By Barbara Emery Moseley, as told to Kathy Korb
How did Vernon go from having three “centers” in the early days of the town to having none today? This is the story of how all three Vernon centers disappeared, leaving the town with no real location which feels like a focal point now.
In the 1800s, when the town was young, it was rich with three centers. Each one was fully functioning with a hotel, a railroad depot, and a post office. Two also had churches, businesses, and stores. The arrival of the railroad in 1849 brought easy access and mass transportation to Vernon. With this came a need for services to meet the needs of the passengers and townspeople, causing the other enterprises to follow.
The first depot was built in North Vernon when the railroad arrived in 1849. That same year the Burrows House was erected by Jarvis F. Burrows as a business venture to take advantage of the railroad depot across the road. This building has had multiple incarnations over the years and has always been an important town structure. Sometime before the end of that century a post office was opened in the little railroad station, helping make this area an important point of trade and communication, as by then, other business were also located there.
The second depot was built in South Vernon, right on the state line with Massachusetts. The post office occupied a part of a nearby store located in Massachusetts and was called South Vernon, MA. Conveniently nearby was the South Vernon Advent church. Across the road from the church was constructed the South Vernon House, a hotel which was a popular spot for railroad travelers. This town center was a very busy location in its day.
The third depot was a small building, located near the site of Central Park, where Vernon Green stands today. In the third “center” of Vernon was Root‘s Tavern next to the present Vernon Union Church. The first post office was built here in 1821. Later the Whithed Hotel was built on the same site. It also housed the post office. By 1860 this area became known as Vernon Village. It was home to the church, hotel, a store, saw mill, grist mill, and ten dwellings. The Vernon Free Public Library had a room there by 1913. To complete the village, the Town Clerk and Treasurer had offices in the Whithed Hotel. Town meetings were held in a large hall on the second floor.
All three locations with their associated businesses flourished in the past. But life in Vernon and surrounding areas changed, time took its toll, and one by one the building and businesses were either lost or transformed into something else.
The Whithed building was the first to go. In the late 1950s, for financial reasons, the townspeople voted to demolish it. The building was razed and nothing remains of this once vital place. The library moved to the building where Schoolhouse Grocery operated. The post office was consolidated with the one in North Vernon that had been relocated for a time in the lady postmasters’ homes. Town meetings went to the elementary school when it was built in the late 1940s. Town officials’ offices were probably in their homes. The old mill nearby had ceased to operate many years before and became a museum. Vernon Village was no more.
The once busy South Vernon depot is now gone, lost to time and changing modes of travel. The post office was used less and less and was closed in the early 50s. The South Vernon House was sold around 1972. It still stands today as an apartment house on the Vermont/Massachusetts state line. Vernon Advent Christian church lives on in its location across the road.
In North Vernon, the depot was eventually torn down as train travel diminished.

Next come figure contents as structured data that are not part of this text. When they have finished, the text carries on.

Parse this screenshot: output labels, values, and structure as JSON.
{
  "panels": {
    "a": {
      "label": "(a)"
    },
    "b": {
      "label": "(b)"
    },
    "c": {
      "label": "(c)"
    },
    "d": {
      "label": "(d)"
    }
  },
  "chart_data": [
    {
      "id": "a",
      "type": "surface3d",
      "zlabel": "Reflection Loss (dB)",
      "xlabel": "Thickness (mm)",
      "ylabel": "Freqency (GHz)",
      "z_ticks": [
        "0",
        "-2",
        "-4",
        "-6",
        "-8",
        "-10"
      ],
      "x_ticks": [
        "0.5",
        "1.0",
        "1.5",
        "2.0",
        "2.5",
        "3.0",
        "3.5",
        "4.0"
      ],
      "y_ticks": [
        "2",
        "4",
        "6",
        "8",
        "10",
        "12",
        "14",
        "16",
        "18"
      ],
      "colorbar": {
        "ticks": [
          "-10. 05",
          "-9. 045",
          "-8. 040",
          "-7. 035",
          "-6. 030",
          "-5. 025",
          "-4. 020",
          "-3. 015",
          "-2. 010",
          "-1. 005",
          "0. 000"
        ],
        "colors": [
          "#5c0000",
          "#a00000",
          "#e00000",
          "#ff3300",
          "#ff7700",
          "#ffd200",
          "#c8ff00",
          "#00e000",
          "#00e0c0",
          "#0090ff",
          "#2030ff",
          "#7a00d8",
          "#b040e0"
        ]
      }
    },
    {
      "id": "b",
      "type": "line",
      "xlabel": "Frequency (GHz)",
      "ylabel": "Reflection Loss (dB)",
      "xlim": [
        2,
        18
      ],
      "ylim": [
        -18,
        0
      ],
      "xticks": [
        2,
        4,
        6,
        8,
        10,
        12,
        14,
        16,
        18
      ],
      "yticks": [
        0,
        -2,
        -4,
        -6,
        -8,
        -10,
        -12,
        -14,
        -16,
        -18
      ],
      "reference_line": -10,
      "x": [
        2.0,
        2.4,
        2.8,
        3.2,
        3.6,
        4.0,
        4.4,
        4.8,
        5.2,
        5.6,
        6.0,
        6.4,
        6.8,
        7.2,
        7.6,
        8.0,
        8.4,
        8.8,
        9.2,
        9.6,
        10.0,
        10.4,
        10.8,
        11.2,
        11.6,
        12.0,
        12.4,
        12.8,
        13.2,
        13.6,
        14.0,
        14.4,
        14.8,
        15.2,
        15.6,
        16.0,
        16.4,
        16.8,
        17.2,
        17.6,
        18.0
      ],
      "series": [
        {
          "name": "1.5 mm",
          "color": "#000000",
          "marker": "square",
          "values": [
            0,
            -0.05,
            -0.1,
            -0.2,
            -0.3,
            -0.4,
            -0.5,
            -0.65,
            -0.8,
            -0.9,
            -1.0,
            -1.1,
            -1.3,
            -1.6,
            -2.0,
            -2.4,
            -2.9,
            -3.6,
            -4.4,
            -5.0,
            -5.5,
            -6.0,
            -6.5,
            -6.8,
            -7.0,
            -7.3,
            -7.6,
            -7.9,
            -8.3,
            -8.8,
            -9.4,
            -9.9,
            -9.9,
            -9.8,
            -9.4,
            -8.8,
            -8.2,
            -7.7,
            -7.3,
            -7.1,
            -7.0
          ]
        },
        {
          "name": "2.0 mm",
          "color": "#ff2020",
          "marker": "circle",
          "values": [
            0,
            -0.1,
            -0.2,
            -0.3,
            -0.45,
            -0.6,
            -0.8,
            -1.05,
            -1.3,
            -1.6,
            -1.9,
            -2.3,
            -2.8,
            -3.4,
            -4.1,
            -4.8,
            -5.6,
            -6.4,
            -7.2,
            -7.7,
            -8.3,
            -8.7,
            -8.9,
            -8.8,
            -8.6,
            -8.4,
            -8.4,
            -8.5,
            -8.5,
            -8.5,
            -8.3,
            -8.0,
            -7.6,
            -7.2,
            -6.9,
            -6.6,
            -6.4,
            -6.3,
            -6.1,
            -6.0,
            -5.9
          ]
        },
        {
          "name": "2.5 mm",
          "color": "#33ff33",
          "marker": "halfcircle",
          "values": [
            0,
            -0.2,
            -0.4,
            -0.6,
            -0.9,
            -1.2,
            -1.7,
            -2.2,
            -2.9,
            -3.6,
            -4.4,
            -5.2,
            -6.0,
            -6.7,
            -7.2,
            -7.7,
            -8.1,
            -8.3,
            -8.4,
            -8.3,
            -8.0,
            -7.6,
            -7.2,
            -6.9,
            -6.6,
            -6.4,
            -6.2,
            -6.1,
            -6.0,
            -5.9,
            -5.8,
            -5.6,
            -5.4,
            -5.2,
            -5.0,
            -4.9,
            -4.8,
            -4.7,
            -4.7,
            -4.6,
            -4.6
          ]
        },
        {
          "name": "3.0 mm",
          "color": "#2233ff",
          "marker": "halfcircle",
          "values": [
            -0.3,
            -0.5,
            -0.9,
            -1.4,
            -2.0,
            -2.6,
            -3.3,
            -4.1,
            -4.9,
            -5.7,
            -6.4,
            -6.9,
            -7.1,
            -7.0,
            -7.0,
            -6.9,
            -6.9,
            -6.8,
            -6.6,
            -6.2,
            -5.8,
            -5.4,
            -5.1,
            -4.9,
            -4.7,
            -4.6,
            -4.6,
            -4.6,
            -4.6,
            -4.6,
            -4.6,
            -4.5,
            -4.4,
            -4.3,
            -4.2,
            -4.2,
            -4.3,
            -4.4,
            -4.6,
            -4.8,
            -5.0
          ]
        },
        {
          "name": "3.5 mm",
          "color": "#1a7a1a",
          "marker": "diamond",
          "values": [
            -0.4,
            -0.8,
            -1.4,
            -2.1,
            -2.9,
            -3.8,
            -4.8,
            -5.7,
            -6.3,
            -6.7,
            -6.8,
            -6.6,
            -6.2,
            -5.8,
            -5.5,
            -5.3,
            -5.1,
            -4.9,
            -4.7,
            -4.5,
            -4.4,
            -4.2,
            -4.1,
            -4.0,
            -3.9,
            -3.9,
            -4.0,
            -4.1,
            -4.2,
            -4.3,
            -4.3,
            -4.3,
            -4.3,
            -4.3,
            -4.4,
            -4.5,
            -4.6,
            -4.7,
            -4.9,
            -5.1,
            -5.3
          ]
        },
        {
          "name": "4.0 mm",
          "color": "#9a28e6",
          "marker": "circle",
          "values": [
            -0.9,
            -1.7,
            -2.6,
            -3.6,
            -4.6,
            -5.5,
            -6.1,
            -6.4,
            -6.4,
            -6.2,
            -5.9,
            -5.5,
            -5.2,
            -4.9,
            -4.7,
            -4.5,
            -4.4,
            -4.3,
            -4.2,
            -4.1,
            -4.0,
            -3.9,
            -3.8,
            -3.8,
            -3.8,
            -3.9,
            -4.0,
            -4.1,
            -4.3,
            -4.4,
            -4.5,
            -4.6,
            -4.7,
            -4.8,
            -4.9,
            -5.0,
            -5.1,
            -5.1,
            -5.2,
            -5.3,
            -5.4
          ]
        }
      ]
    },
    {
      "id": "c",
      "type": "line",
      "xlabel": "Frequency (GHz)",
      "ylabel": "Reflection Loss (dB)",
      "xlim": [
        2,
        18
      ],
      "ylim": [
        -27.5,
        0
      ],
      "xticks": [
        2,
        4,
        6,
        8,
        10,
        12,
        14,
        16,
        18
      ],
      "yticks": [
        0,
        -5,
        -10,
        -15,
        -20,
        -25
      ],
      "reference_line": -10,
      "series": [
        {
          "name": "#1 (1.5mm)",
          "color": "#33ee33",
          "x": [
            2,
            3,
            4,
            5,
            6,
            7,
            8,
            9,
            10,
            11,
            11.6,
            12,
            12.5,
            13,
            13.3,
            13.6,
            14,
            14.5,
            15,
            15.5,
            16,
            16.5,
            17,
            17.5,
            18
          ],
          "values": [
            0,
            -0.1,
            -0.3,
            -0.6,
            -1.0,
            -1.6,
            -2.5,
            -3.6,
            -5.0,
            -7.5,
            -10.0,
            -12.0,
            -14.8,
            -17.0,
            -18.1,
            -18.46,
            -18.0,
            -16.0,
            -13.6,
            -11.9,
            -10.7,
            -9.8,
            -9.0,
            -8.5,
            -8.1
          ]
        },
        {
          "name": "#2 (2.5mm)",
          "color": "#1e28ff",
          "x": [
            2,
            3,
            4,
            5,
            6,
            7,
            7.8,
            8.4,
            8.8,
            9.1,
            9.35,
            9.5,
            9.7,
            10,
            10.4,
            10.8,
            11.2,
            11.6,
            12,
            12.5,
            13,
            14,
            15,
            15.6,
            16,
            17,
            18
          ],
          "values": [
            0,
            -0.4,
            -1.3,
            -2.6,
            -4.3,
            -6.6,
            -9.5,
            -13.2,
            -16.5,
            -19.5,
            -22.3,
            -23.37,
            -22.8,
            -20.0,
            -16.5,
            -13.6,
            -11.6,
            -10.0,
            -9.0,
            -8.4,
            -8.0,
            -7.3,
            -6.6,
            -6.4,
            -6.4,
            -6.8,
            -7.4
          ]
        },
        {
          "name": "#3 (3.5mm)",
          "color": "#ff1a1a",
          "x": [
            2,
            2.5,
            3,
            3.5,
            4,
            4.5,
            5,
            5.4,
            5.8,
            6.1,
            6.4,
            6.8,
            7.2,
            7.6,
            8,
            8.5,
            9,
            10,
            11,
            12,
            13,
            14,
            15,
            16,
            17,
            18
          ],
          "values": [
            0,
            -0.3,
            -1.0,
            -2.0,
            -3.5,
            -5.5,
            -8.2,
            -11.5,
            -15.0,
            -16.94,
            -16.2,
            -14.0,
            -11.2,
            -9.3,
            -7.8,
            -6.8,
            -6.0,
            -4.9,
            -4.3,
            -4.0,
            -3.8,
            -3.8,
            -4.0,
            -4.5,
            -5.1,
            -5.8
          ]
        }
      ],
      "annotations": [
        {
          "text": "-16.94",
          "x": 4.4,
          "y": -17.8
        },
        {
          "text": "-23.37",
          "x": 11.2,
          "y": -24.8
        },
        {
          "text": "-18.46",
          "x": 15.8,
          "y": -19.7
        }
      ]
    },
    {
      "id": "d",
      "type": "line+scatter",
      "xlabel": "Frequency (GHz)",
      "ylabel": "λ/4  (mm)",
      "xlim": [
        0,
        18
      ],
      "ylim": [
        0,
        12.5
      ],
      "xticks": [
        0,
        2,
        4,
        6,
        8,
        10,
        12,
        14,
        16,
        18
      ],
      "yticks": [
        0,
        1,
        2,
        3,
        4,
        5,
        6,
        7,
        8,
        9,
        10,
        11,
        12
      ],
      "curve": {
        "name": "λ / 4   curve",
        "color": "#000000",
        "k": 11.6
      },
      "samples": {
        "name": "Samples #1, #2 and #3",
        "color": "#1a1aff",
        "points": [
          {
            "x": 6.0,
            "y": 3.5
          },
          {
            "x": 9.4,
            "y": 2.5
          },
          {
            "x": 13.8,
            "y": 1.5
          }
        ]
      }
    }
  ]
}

The old businesses were gone. Land nearby became vacant when the large Staten home burned, so the building housing the town offices, library, and law enforcement was erected there in 1972. This is the present site for many meetings but it hasn’t become a new center. The Burrows House has had numerous incarnations over the years and still exists. It is now owned by Ken Nokes and houses a number of apartments. The building was home to the post office from 1961 until 1997 when it moved into the building near the reconstruction of the Old Mill which burned to the ground in 1962.
So, as you can see, Vernon didn’t lose any of its three hubs all at once. Their dispersion was not part of a plan. As the steady flow of our river changes its course and erodes vulnerable places in the shore, Vernon lost its three central points to the erosion of change and time. But like a wheel, a strong town needs a solid hub. Going forward, many of us in the town hope to find a way to locate or build a place that will regenerate the town center. We hope there’s a way to give birth to more feelings of unity and community for our very special town and its citizens.